It seems that Senators Alexander (R-TN) and Murray (D-WA) have most of an agreement together on appropriating CSR funds and tweaking elements of the ACA.
One of the tweaks is expanding access to Catastrophic plans. Catastrophic plans can not currently receive premium subsidies. I had been scratching my head on this for a couple of days as Catastrophic plans are currently sold to people under 30 or have a hardship exemption. It has a similar to Bronze actuarial value. A standard Catastrophic plan has $7,150 deductible with 3 PCP visits covered before the deductible has to be paid.
This is a risk adjustment play to lower premiums.
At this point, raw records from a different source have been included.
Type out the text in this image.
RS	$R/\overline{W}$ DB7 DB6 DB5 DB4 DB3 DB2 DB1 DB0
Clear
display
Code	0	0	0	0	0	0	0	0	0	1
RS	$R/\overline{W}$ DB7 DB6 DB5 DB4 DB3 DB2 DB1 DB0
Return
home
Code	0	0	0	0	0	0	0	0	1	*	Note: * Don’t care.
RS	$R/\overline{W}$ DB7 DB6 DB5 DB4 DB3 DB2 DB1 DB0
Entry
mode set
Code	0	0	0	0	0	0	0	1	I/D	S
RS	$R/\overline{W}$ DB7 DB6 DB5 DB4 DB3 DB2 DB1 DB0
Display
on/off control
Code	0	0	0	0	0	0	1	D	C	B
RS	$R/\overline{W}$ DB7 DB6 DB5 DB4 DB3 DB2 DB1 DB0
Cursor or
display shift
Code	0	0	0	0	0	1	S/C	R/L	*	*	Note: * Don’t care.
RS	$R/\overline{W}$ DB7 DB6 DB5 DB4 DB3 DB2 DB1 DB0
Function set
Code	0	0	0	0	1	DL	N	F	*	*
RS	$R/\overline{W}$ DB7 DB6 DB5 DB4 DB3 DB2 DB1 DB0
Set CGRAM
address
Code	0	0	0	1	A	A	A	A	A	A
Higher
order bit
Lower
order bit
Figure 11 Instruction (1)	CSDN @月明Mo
Rebecca Stob, a health insurance actuary who wrestles with risk adjustment every day lays out the mechanical implications:
Rates use same index rate but there is an additional discount based on the "eligibility criteria" of Catastrophic plan
— rebeccastob (@rebeccastob) October 17, 2017
Right now in the ACA there are two distinct risk adjustment pools. The catastrophic pool shifts money between catastrophic insurers. The money is mostly covering healthy and young people. The other risk adjustment pool is the Metal pool. Bronze, Silver, Gold and Platinum buyers are all shifting money amongst the plans. Typically Bronze plans will send a significant proportion of total premiums into the risk adjustment pool while Gold and Platinum plans will be net recipients of risk adjustment funds.
IF the Catastrophic concession is to open up Catastrophic plans to all ages and includes APTC subsidies while not integrating Catastrophic into the common risk adjustment pool, we get a quasi-split risk pool. Very few people will buy Bronze plans as Catastrophic will be cheaper as the Catastrophic plans won’t be sending money to the Silver-Gold-Platinum plans while Bronze plans have to cover their own medical costs plus kick money into risk adjustment outflows. Few Bronze buyers means the Silver-Gold-Platinum plans all get more expensive as they will be receiving far less risk adjustment money coming from Bronze plans.
The Catastrophic pool will still be fairly healthy as the $7,150 deductible is scary to anyone with a chronic condition but premiums will be low as the pool just needs to cover their own costs without funding risk adjustment outflows to cover sick people in Silver-Gold-Platinum.
From a distributional point of view, this is good for healthy subsidized and non-subsidized buyers, no significant change for subsidized CSR buyers, slightly worse off for subsidized Gold and Platinum buyers as the relative price spreads will increase, and bad for non-subsidized metal buyers. It might be a net improvement for non-subsidized but very high cost buyers with severe medical conditions as they were always guaranteed to hit the Out of Pocket Max in any scheme but premiums might drop enough.
Update 1 If I had to vote on this legislation, based on the reporting of the past couple of hours, and with the proviso that I actually need to see the text, I would be a yes with at most modest grumbling.